We learned about Grep and how it can use regexes to get data from a file. The example below is finding all the words that match the regex k..d..g.....
. The regex is finding a word that, has k
in the first char, 2 char (not stated), d
in 4th char, another 2 wildcard chars, g
in 7th, and 5 more wildcard chars. When I say first char it isn't really first character, it is just the first part of the matching, so it can be start or middle of the word, as shown below.
$ grep "k..d..g....." words.txt
kindergarten
kindergartener
kindergartening
kindergartner
prekindergarten
prokindergarten
Grep is useful for getting the information, but there tools like Python that can also do regexes. Below shows the way to do the above regex, only difference is that python does it by start (more strict), so the regex is actually ^k..d..g.....
. I spent some more time on python and regexes, and had fun with it, maybe a bit too much... (kept going on tangents like all the tasks before, and coding in general!)
import re
RE = r'k..d..g.....'
with open('words.txt') as words:
for line in words:
if re.match(RE, line):
print(line)
>>> # OUTPUT
kindergarten
kindergartener
kindergartening
kindergartner
<<<
I did have some prior knowledge to regex before this task, so I spend some of this week researching extra about them. Furthermore, I managed to find how they got exploited at Cloudflare, in short someone made a regex 1 that was very computational heavy and crashed their servers. Because it crashed their servers they couldn’t stop it as the control panel used their servers to authenticate. It only lasted around 30 minutes, a long time for a big percentage of websites to be broken for, but it isn't that long considering other attacks on websites.

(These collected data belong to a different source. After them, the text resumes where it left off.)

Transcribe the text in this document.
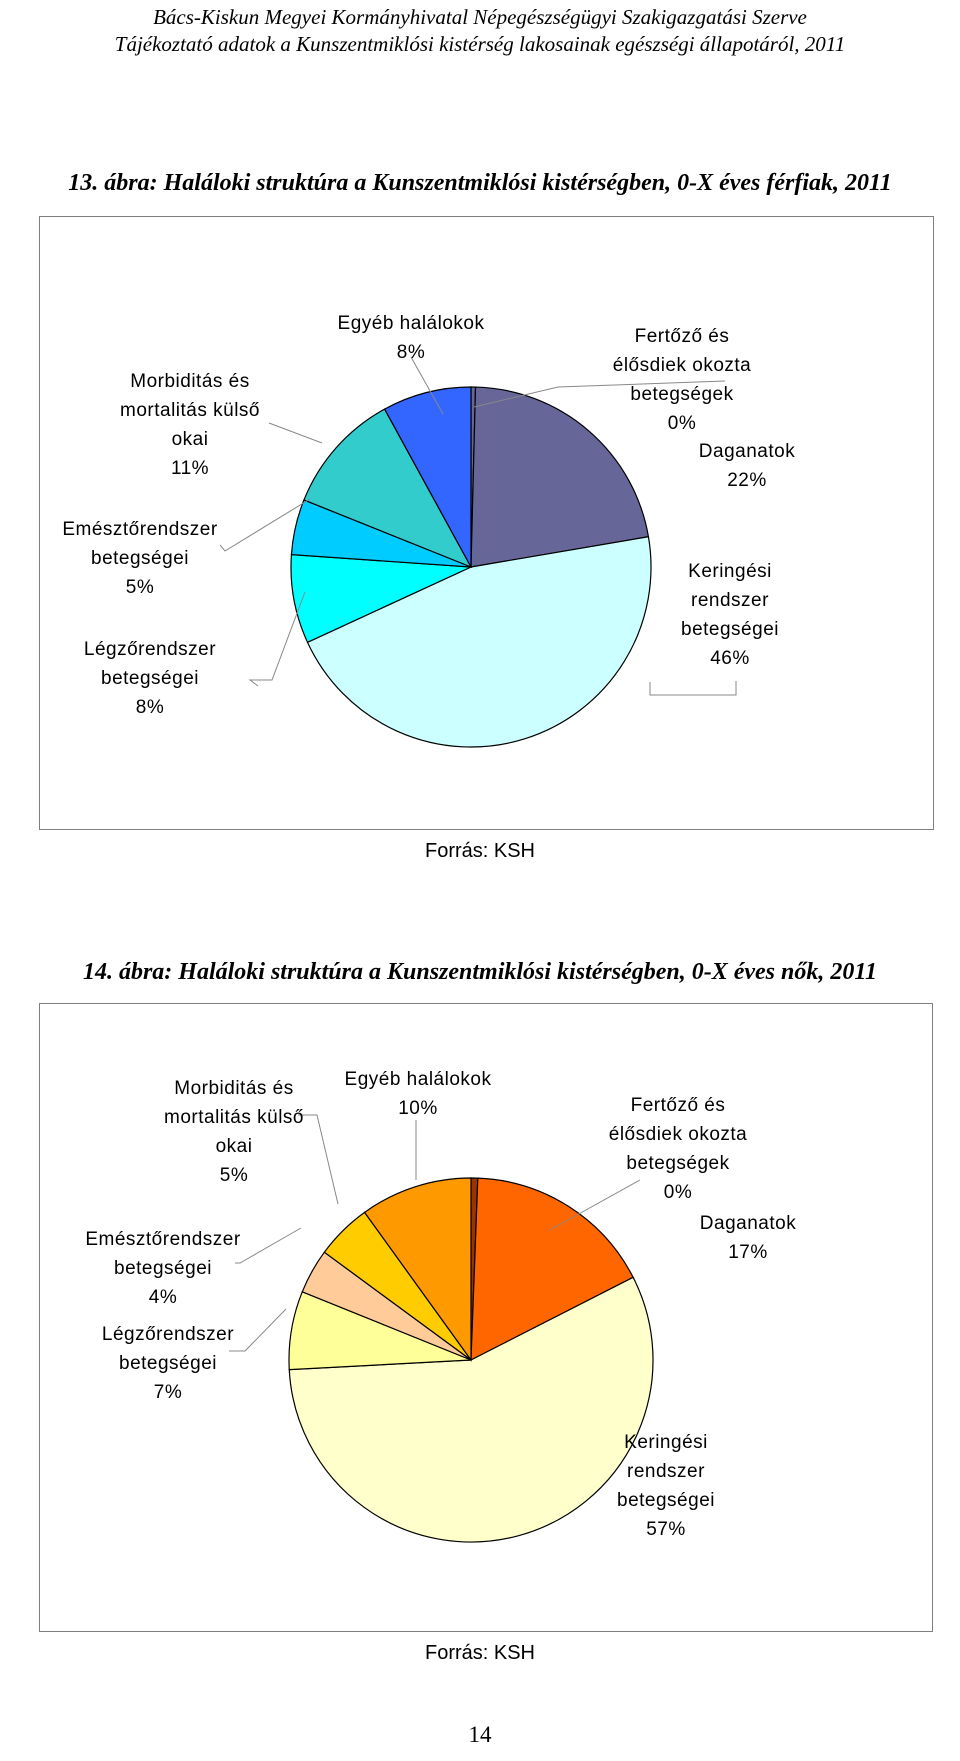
Bács-Kiskun Megyei Kormányhivatal Népegészségügyi Szakigazgatási Szerve
Tájékoztató adatok a Kunszentmiklósi kistérség lakosainak egészségi állapotáról, 2011
13. ábra: Haláloki struktúra a Kunszentmiklósi kistérségben, 0-X éves férfiak, 2011
Fertőző és
élősdiek okozta
betegségek
0%
Daganatok
22%
Keringési
rendszer
betegségei
46%
Légzőrendszer
betegségei
8%
Emésztőrendszer
betegségei
5%
Morbiditás és
mortalitás külső
okai
11%
Egyéb halálokok
8%
Forrás: KSH
14. ábra: Haláloki struktúra a Kunszentmiklósi kistérségben, 0-X éves nők, 2011
Fertőző és
élősdiek okozta
betegségek
0%
Daganatok
17%
Keringési
rendszer
betegségei
57%
Légzőrendszer
betegségei
7%
Emésztőrendszer
betegségei
4%
Morbiditás és
mortalitás külső
okai
5%
Egyéb halálokok
10%
Forrás: KSH
14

I believe we are learning this, is because it is useful for databases (data science) and making a website (web dev). I say that because then making servers you want to make sure the imputed data is what you want (eg. testing for secure passwords) and that it isn't going to destroy the servers. Even though I am doing this because I already did the tasks that was meant to be done, I did do a lot of work on it. Though it is an extension task, the reason why I haven't finished it fully. I will plan do it next week or whenever have no other tasks to do. Some of the struggles I had was understanding how to do the work, I already had a good understanding on regex, but I didn't know as much on the Python side, and how to apply it for things not just as simple as a basic check of a string. Some things I need to do whenever I do this next time is (hopefully soon), read more on the given files, and complete those tasks. I also need to learn how to read the content better, and to those tasks quicker (even though I am doing the extension work because I finished the work earlier than anticipated)
Footnotes
-
The bad regex:
(?:(?:\"|'|\]|\}|\\|\d|(?:nan|infinity|true|false|null|undefined|symbol|math)|\`|\-|\+)+[)]*;?((?:\s|-|~|!|{}|\|\||\+)*.*(?:.*=.*)))
↩